Indeks Ketakutan Kripto Sentuh Level “Extreme Fear”

Dalam pembaruan pada Rabu (22/10), Crypto Fear & Greed Index mencatat skor 25, menempatkan pasar kripto pada level “Extreme Fear”. Angka ini mengindikasikan peningkatan kecemasan investor, meskipun secara historis Oktober cenderung bersifat bullish untuk Bitcoin. Analis AlphaBTC melalui platform X menyatakan, “Bitcoin benar-benar perlu bertahan di level saat ini, menjaga tren higher lows tetap utuh, dan mencoba kembali menembus level pembukaan bulanan di mana ia ditolak kemarin.”

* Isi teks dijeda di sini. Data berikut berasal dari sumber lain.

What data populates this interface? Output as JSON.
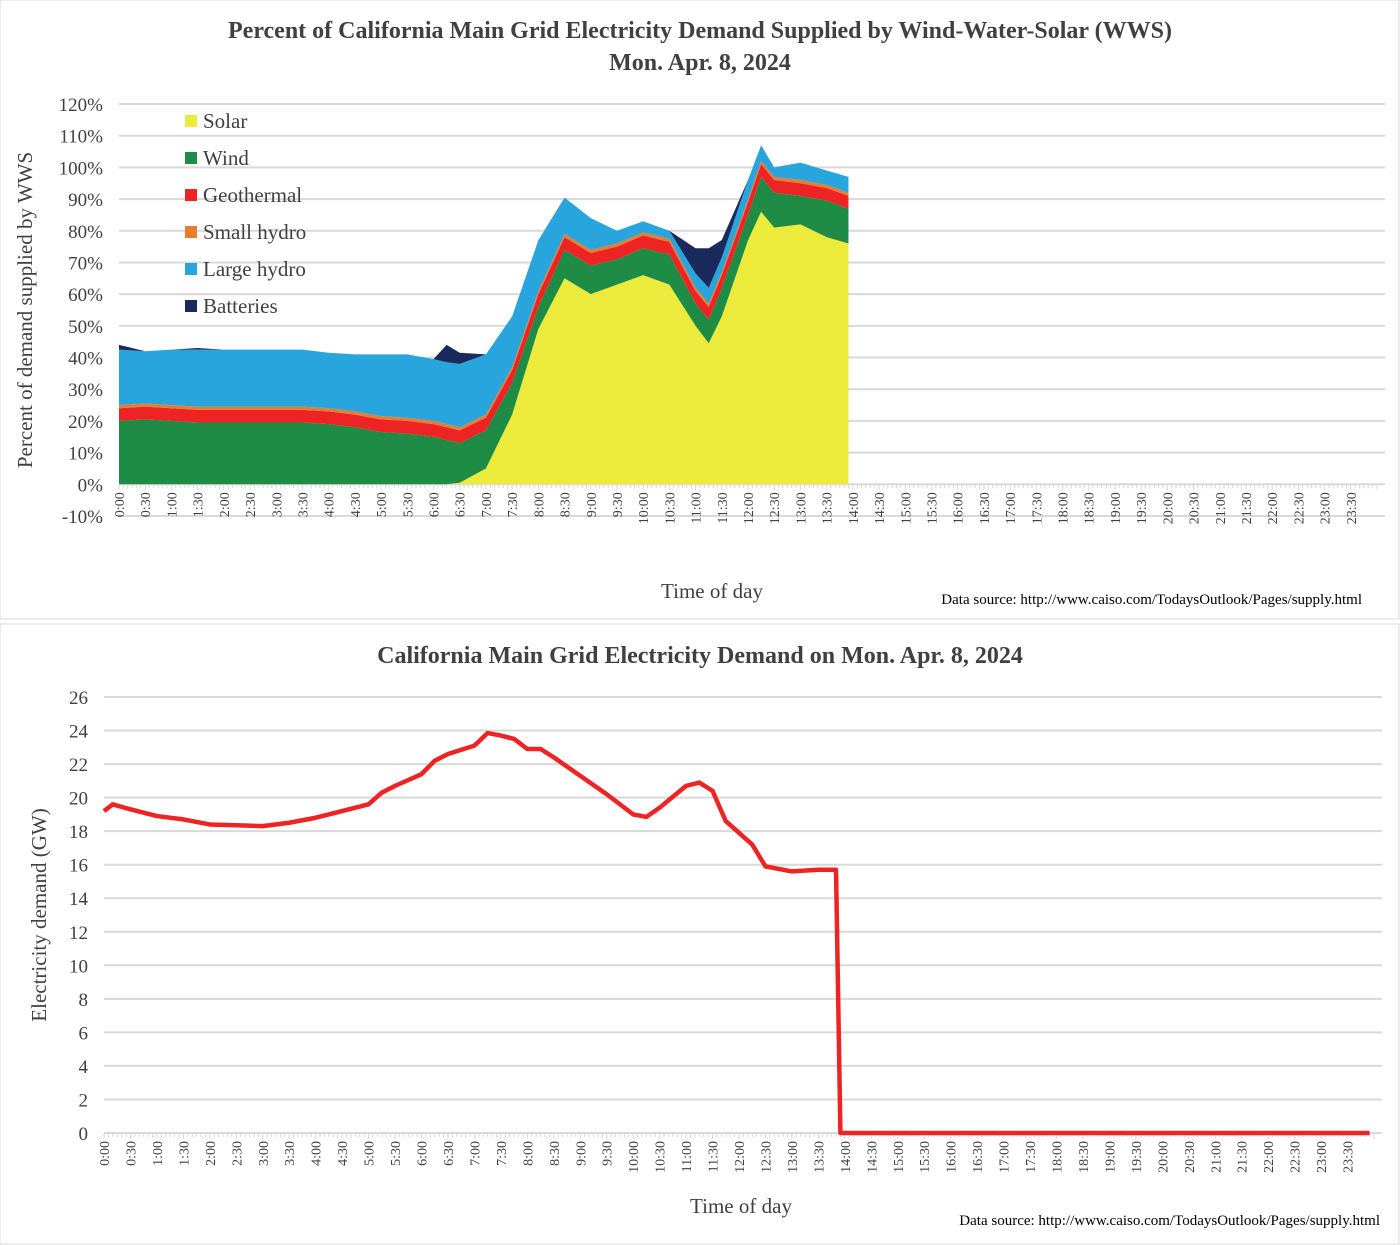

Di sisi lain, David Hernandez, analis dari 21Shares, melihat peluang kenaikan masih sangat terbuka lebar, terutama jika data inflasi AS (CPI) menunjukkan pelonggaran. “Bitcoin sedang menunggu momentum untuk melonjak kembali; peluang itu bisa datang kapan saja jika narasi immaculate disinflation berlanjut,” ujarnya. Sementara itu, Michaël van de Poppe, pendiri MN Trading Capital, menyoroti penurunan harga emas sebesar 5,5% dari level tertingginya baru-baru ini sebagai sinyal penting. Menurutnya, penurunan emas ini bisa menjadi indikator bahwa rotasi aset mulai terjadi, mengarahkan investasi menuju Bitcoin dan altcoin.

Melansir data Coinmarketcap pukul 15.47 WIB, harga Bitcoin saat ini diperdagangkan pada level US$108.370, menunjukkan kenaikan tipis sebesar 0,78% dalam 24 jam terakhir.